First off, this place is so crowded you can't move. It makes it kinda tough to enjoy, and even tougher to get a drink - you have to push your way between the ogling dudes at the front who are not giving up their primo seats for anything.
The roving waitresses are extremely annoying - they have no sections obviously, so you get asked every 5 minutes if you need something, even if you're sitting there with nearly full drinks.
The bartenders have been uber bitchy the last several times; yes we know, you're hot enough to work here, but you're still just a bartender in the service industry. Drop the act. One of my lady friends ordered Grateful Deads, and was handed 2 shots. What the??? Upon correcting the bartender that they were actual drinks, she got such a horrible look that she refused to go back to the bar... oh, and also received 2 undrinkable drinks. Seriously, these were terrible. My Long Island at $8 was just as bad - literally tasted like rubbing alcohol. I had to order a Coke to chase swallows of it with.
Curious as to WHY our drinks were so awful, I squeezed up to the bar to see what liquor they used.
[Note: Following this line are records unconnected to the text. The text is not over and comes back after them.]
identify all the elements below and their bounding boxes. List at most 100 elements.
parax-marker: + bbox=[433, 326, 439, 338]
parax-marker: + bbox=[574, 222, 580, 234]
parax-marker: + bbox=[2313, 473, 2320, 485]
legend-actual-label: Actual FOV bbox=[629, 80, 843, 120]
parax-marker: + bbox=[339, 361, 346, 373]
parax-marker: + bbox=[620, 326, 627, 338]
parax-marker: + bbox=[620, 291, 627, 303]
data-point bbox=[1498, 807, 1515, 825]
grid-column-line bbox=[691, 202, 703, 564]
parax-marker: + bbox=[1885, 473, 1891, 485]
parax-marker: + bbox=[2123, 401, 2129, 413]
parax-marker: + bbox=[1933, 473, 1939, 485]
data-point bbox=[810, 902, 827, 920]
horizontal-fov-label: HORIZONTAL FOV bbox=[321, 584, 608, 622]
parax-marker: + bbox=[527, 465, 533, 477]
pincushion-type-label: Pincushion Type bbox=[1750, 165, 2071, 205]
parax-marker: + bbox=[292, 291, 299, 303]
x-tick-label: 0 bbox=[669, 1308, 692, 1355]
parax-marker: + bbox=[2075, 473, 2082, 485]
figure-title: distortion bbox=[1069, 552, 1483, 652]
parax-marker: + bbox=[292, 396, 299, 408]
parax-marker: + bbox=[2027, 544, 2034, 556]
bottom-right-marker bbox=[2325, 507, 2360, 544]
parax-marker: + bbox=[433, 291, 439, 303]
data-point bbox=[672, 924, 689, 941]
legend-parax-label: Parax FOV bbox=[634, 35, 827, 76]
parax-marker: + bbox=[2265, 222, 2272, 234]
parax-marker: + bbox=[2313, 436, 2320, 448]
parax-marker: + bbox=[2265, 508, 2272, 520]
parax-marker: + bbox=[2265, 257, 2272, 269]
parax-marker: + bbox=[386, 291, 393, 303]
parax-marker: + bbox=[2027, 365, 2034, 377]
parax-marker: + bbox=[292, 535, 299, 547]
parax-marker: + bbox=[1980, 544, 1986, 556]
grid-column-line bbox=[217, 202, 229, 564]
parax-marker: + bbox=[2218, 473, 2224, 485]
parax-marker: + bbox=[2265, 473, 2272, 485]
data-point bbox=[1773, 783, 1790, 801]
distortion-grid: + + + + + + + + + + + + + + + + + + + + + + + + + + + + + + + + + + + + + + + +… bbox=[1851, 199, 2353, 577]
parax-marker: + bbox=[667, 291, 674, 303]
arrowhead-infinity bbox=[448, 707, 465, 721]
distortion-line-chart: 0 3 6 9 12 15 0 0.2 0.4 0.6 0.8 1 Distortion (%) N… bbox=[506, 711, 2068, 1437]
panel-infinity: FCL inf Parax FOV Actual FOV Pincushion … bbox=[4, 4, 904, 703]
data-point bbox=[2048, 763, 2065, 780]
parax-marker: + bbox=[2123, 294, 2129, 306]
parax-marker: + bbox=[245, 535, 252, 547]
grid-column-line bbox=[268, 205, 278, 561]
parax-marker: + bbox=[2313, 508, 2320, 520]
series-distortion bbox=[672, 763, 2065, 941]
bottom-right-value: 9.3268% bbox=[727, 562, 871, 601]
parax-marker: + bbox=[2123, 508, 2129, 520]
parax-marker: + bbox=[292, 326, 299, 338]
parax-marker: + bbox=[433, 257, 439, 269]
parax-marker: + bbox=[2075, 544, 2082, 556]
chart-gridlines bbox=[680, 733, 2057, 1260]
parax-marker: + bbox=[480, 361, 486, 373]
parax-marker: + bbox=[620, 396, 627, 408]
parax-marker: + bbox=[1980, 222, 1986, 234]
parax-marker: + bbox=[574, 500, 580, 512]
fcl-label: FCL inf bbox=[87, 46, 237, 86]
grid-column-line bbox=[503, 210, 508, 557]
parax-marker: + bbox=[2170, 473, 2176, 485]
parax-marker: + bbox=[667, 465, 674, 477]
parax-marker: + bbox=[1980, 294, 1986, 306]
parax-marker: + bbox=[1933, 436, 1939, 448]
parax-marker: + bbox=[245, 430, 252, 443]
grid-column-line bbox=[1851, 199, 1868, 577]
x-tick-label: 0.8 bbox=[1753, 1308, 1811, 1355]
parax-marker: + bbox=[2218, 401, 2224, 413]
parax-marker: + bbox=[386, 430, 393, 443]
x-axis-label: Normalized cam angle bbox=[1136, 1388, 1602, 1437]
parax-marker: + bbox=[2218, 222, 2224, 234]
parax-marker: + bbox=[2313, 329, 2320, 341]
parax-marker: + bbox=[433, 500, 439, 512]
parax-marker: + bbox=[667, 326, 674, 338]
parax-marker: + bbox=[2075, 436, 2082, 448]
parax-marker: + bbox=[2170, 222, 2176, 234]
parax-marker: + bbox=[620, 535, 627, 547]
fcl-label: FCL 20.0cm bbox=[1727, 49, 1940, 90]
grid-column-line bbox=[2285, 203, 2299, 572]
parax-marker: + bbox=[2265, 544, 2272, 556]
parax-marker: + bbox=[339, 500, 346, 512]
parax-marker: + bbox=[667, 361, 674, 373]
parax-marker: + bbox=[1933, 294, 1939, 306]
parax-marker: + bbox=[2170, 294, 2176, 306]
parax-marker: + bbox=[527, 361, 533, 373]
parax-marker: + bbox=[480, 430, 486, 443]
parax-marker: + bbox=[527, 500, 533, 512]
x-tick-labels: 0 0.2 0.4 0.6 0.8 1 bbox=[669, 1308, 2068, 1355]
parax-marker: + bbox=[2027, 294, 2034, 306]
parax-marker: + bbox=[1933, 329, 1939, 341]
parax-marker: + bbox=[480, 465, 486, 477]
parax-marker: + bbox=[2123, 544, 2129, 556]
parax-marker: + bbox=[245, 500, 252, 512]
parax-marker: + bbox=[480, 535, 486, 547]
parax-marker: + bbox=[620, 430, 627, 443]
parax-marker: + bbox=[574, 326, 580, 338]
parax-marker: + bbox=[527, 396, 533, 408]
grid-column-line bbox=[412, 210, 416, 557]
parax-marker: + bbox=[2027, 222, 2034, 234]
Good luck would have it that the dude next to me also ordered a Long Island, and I found out why it tasted like rubbing alcohol - for your $8 drink, you get it made with Montezuma tequila and Barton's gin. Oh, and not shaken, just layered on with maybe 1/4" Coke on top.
... FFS, that is disgusting. My bartender friends would be horrified. They need to hire some girls that actually know how to mix a drink.
For the final act, I got stared down as I signed my tab - I don't know if she was afraid I was gonna steal her precious pen, or she was trying to intimidate me into a bigger tip, but it was awkward.